Nuestra Señora Reina de la Paz - También conocida como La Virgen de la Paz- es una advocación mariana representada en una imagen que es venerada en la Catedral Basílica de San Miguel, en El Salvador. La misma es la patrona de la Diócesis de San Miguel, y desde 1966 Patrona Principal de la Provincia Eclesial de El Salvador. Su festividad se celebra el 21 del noviembre.

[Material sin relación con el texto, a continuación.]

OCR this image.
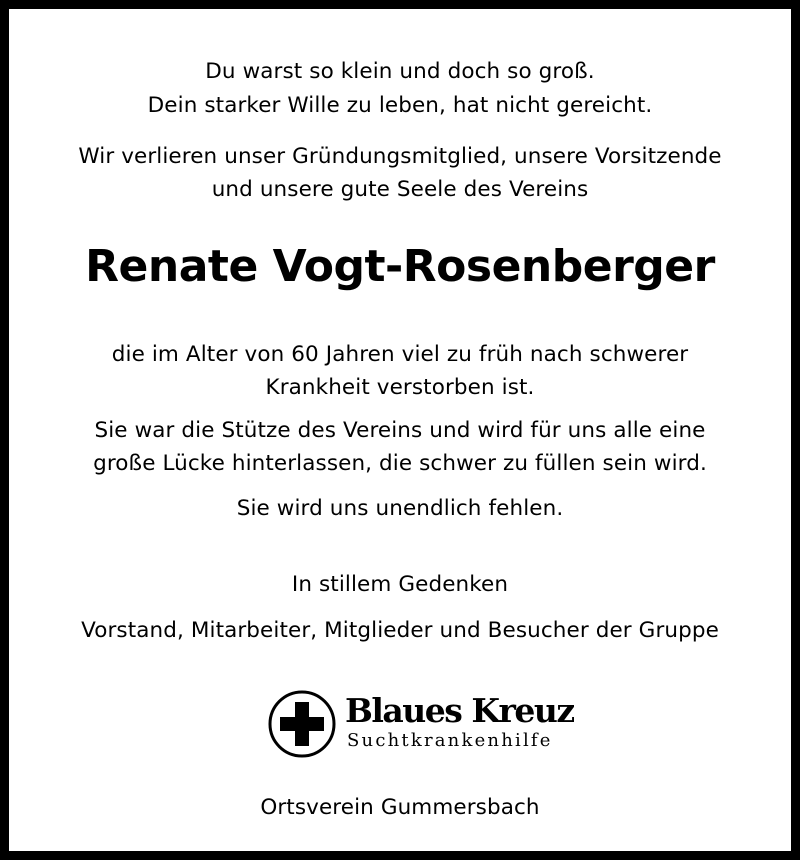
Du warst so klein und doch so groß.
Dein starker Wille zu leben, hat nicht gereicht.
Wir verlieren unser Gründungsmitglied, unsere Vorsitzende
und unsere gute Seele des Vereins
Renate Vogt-Rosenberger
die im Alter von 60 Jahren viel zu früh nach schwerer
Krankheit verstorben ist.
Sie war die Stütze des Vereins und wird für uns alle eine
große Lücke hinterlassen, die schwer zu füllen sein wird.
Sie wird uns unendlich fehlen.
In stillem Gedenken
Vorstand, Mitarbeiter, Mitglieder und Besucher der Gruppe
Blaues Kreuz
Suchtkrankenhilfe
Ortsverein Gummersbach
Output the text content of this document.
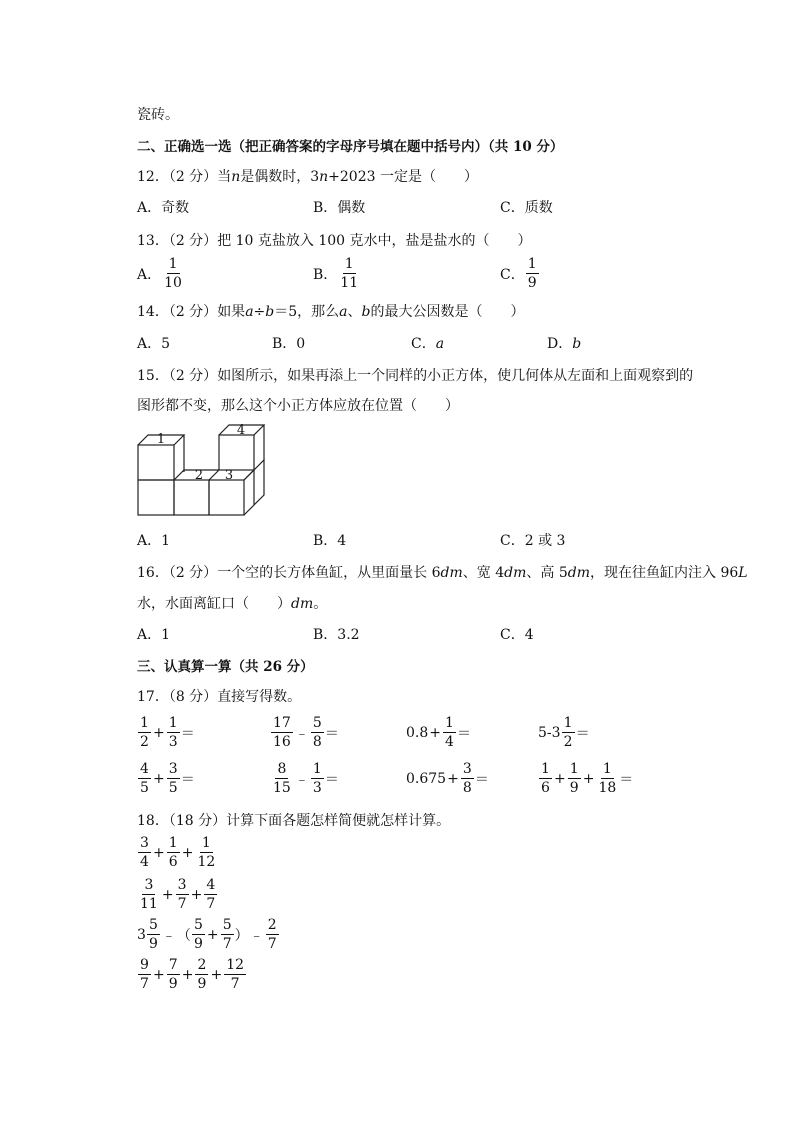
瓷砖。
二、正确选一选（把正确答案的字母序号填在题中括号内）（共 10 分）
12．（2 分）当n是偶数时，3n+2023 一定是（　　）
A．奇数	B．偶数	C．质数
13．（2 分）把 10 克盐放入 100 克水中，盐是盐水的（　　）
A． $\frac{1}{10}$	B． $\frac{1}{11}$	C． $\frac{1}{9}$
14．（2 分）如果a÷b＝5，那么a、b的最大公因数是（　　）
A．5	B．0	C．a	D．b
15．（2 分）如图所示，如果再添上一个同样的小正方体，使几何体从左面和上面观察到的
图形都不变，那么这个小正方体应放在位置（　　）
1
2 3
4
A．1	B．4	C．2 或 3
16．（2 分）一个空的长方体鱼缸，从里面量长 6dm、宽 4dm、高 5dm，现在往鱼缸内注入 96L
水，水面离缸口（　　）dm。
A．1	B．3.2	C．4
三、认真算一算（共 26 分）
17．（8 分）直接写得数。
$\frac{1}{2} + \frac{1}{3}$ ＝	$\frac{17}{16}$ ﹣ $\frac{5}{8}$ ＝	$0.8 + \frac{1}{4}$ ＝	$5 - 3 \frac{1}{2}$ ＝
$\frac{4}{5} + \frac{3}{5}$ ＝	$\frac{8}{15}$ ﹣ $\frac{1}{3}$ ＝	$0.675 + \frac{3}{8}$ ＝	$\frac{1}{6} + \frac{1}{9} + \frac{1}{18}$ ＝
18．（18 分）计算下面各题怎样简便就怎样计算。
$\frac{3}{4} + \frac{1}{6} + \frac{1}{12}$
$\frac{3}{11} + \frac{3}{7} + \frac{4}{7}$
$3 \frac{5}{9}$ ﹣ （ $\frac{5}{9} + \frac{5}{7}$ ） ﹣ $\frac{2}{7}$
$\frac{9}{7} + \frac{7}{9} + \frac{2}{9} + \frac{12}{7}$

De acuerdo con las investigaciones del historiador salvadoreño Jorge Lardé y Larín, el Golfo de Fonseca fue descubierto por el almirante español Andrés Niño, piloto mayor en la expedición comandada por el también español Gil González de Ávila en el año de 1522, desde entonces se instalarían numerosos asentamientos de corte europeo en las mencionadas regiones de la costa oriental y paracentral salvadoreña. El hallazgo de la imagen de la advocación está estrechamente ligado durante ese periodo de colonización europea junto con él éxodo de los pueblos insulares precolombinos del Golfo de Fonseca especialmente los ubicados en la Isla Meanguera, la cual fue bautizada por los conquistadores con el nombre de "Petronila", en la que vivía una pequeña comunidad indígena; y la Isla Conchaguita, habitada por dos comunidades de la etnia Lenca: los Tecas y los Comizahualt o Conxagoas. Estos buscaron posteriormente instalarse en tierras firme del Volcán de Amapala, nombre dado por los indígenas al volcán conocido hoy como Conchagua. Tal éxodo tuvo como causa la invasión de los piratas ingleses a todos los pueblos de la costa litoral salvadoreña. Otra pequeña población indígena denominada como Amapala estaba instalada en tierra firma, a la orilla de una pequeña playa ubicada al oriente del volcán antes mencionado. Esta última población es de vital importancia para definir los detalles del hallazgo de la imagen de la Reina de la Paz.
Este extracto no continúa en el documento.